Monday, March 15, 2010

The collapse of effective demand (cont.)

“Effective demand” is the dollars flowing into actual demand.  In a collapse of effective demand most people simply don’t have or spend enough money, and aggregate demand collapses.  This is where I think we are heading. 

Final dollar sales to domestic purchasers are on a downward trend…this the flow of money in dollar terms from Americans into the spending stream….

…even as dollar disposable income staggers upward with help from occasional fiscal injections with the rate of consumption spending out of disposable income returning to a long-term trend rate of 93 percent…

…while the components of nominal (dollar) aggregate demand, Y = C + I + G + (X – M), show chronic weakness in investment and net exports, with consumption growing fastest and government spending chugging ahead….

   

Of components contributing demand, only consumption has risen to pre-Great Recession levels in dollar terms.  Any whiff of inflation is translated immediately into lower real purchasing power. Private domestic investment is at 2002 levels in dollar terms; it is at 1998 levels inflation-adjusted.  Consumption depends on the household sector that depends on jobs and income to spend.  Wisely, Congress extended unemployment benefits through 2010.  But a second round of exotic mortgage rate resets is due later in 2010 and 2011, and it is more difficult than any time in the past 30 years to get a job in America…

…while a strong dollar, so necessary to our continued successful Treasury auctions, hurts us in exporting manufactured goods, the United States still having the largest industrial output of any nation, and the developing world growing much faster than we are and in need of manufactured capital goods. Our net exports are solidly negative and cannot be counted on to pull up aggregate demand in the near future, though they may drag it down less.
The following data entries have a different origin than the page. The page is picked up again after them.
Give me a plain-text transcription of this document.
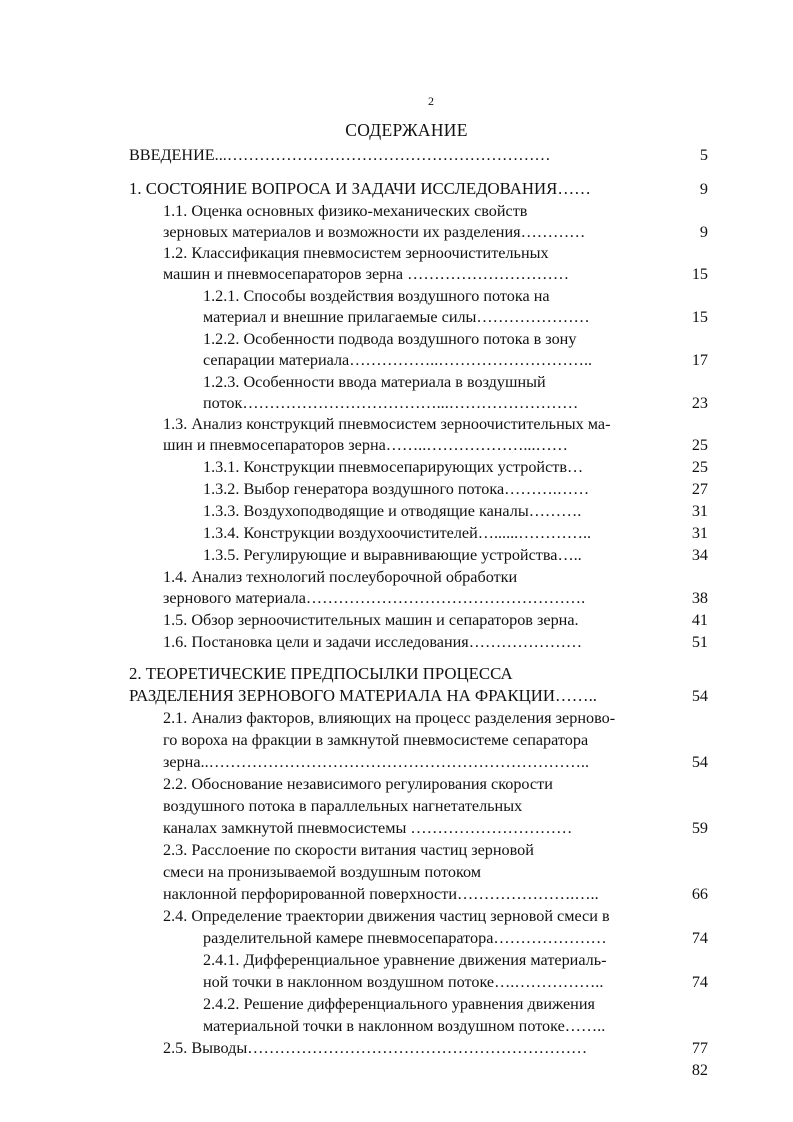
2
СОДЕРЖАНИЕ
ВВЕДЕНИЕ...……………………………………………………
1. СОСТОЯНИЕ ВОПРОСА И ЗАДАЧИ ИССЛЕДОВАНИЯ……
1.1. Оценка основных физико-механических свойств
зерновых материалов и возможности их разделения…………
1.2. Классификация пневмосистем зерноочистительных
машин и пневмосепараторов зерна …………………………
1.2.1. Способы воздействия воздушного потока на
материал и внешние прилагаемые силы…………………
1.2.2. Особенности подвода воздушного потока в зону
сепарации материала……………..………………………..
1.2.3. Особенности ввода материала в воздушный
поток………………………………...……………………
1.3. Анализ конструкций пневмосистем зерноочистительных ма-
шин и пневмосепараторов зерна……..………………...……
1.3.1. Конструкции пневмосепарирующих устройств…
1.3.2. Выбор генератора воздушного потока……….……
1.3.3. Воздухоподводящие и отводящие каналы……….
1.3.4. Конструкции воздухоочистителей…......…………..
1.3.5. Регулирующие и выравнивающие устройства…..
1.4. Анализ технологий послеуборочной обработки
зернового материала…………………………………………….
1.5. Обзор зерноочистительных машин и сепараторов зерна.
1.6. Постановка цели и задачи исследования…………………
2. ТЕОРЕТИЧЕСКИЕ ПРЕДПОСЫЛКИ ПРОЦЕССА
РАЗДЕЛЕНИЯ ЗЕРНОВОГО МАТЕРИАЛА НА ФРАКЦИИ……..
2.1. Анализ факторов, влияющих на процесс разделения зерново-
го вороха на фракции в замкнутой пневмосистеме сепаратора
зерна..……………………………………………………………..
2.2. Обоснование независимого регулирования скорости
воздушного потока в параллельных нагнетательных
каналах замкнутой пневмосистемы …………………………
2.3. Расслоение по скорости витания частиц зерновой
смеси на пронизываемой воздушным потоком
наклонной перфорированной поверхности………………….…..
2.4. Определение траектории движения частиц зерновой смеси в
разделительной камере пневмосепаратора…………………
2.4.1. Дифференциальное уравнение движения материаль-
ной точки в наклонном воздушном потоке….……………..
2.4.2. Решение дифференциального уравнения движения
материальной точки в наклонном воздушном потоке……..
2.5. Выводы………………………………………………………
5
9
9
15
15
17
23
25
25
27
31
31
34
38
41
51
54
54
59
66
74
74
77
82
Thus a rebalancing of domestic demand would seem to be required to forestall a potential humanitarian disaster in the United States, namely entrance into a depression as domestic effective demand collapses. As I have maintained all along, the government needs to provide poverty level workfare to the unemployed and health care to all Americans.  The next recession is likely to be even more severe than the recent one.  Those to whom much has been given (as all products are joint) need to step up to the plate.

However, it may be that Americans’ collective distrust of government, and the power of entrenched interests, will prevent any rebalancing.  The trash talk about the Democrat’s health bill is illustrative.  The bill applies tax surcharges only to small business owners making more than $1 million a year, affecting only about 1 percent of small business owners.  If the health bill goes down, I would guess that the odds of an equitable rebalancing of demand diminish radically.

America may fracture in this case, with state and local governance becoming much more important.  

The last great leveling of the income distribution, that “corrected” the imbalances of the 1920s and the Great Depression (the New Deal didn’t do it) occurred in a few short years in the early 1940s, as the United States entered into a world war.

Can the income distribution become more equitable without another world war?  Or do we collapse into neo-feudalism and a rigid class system for generations to come?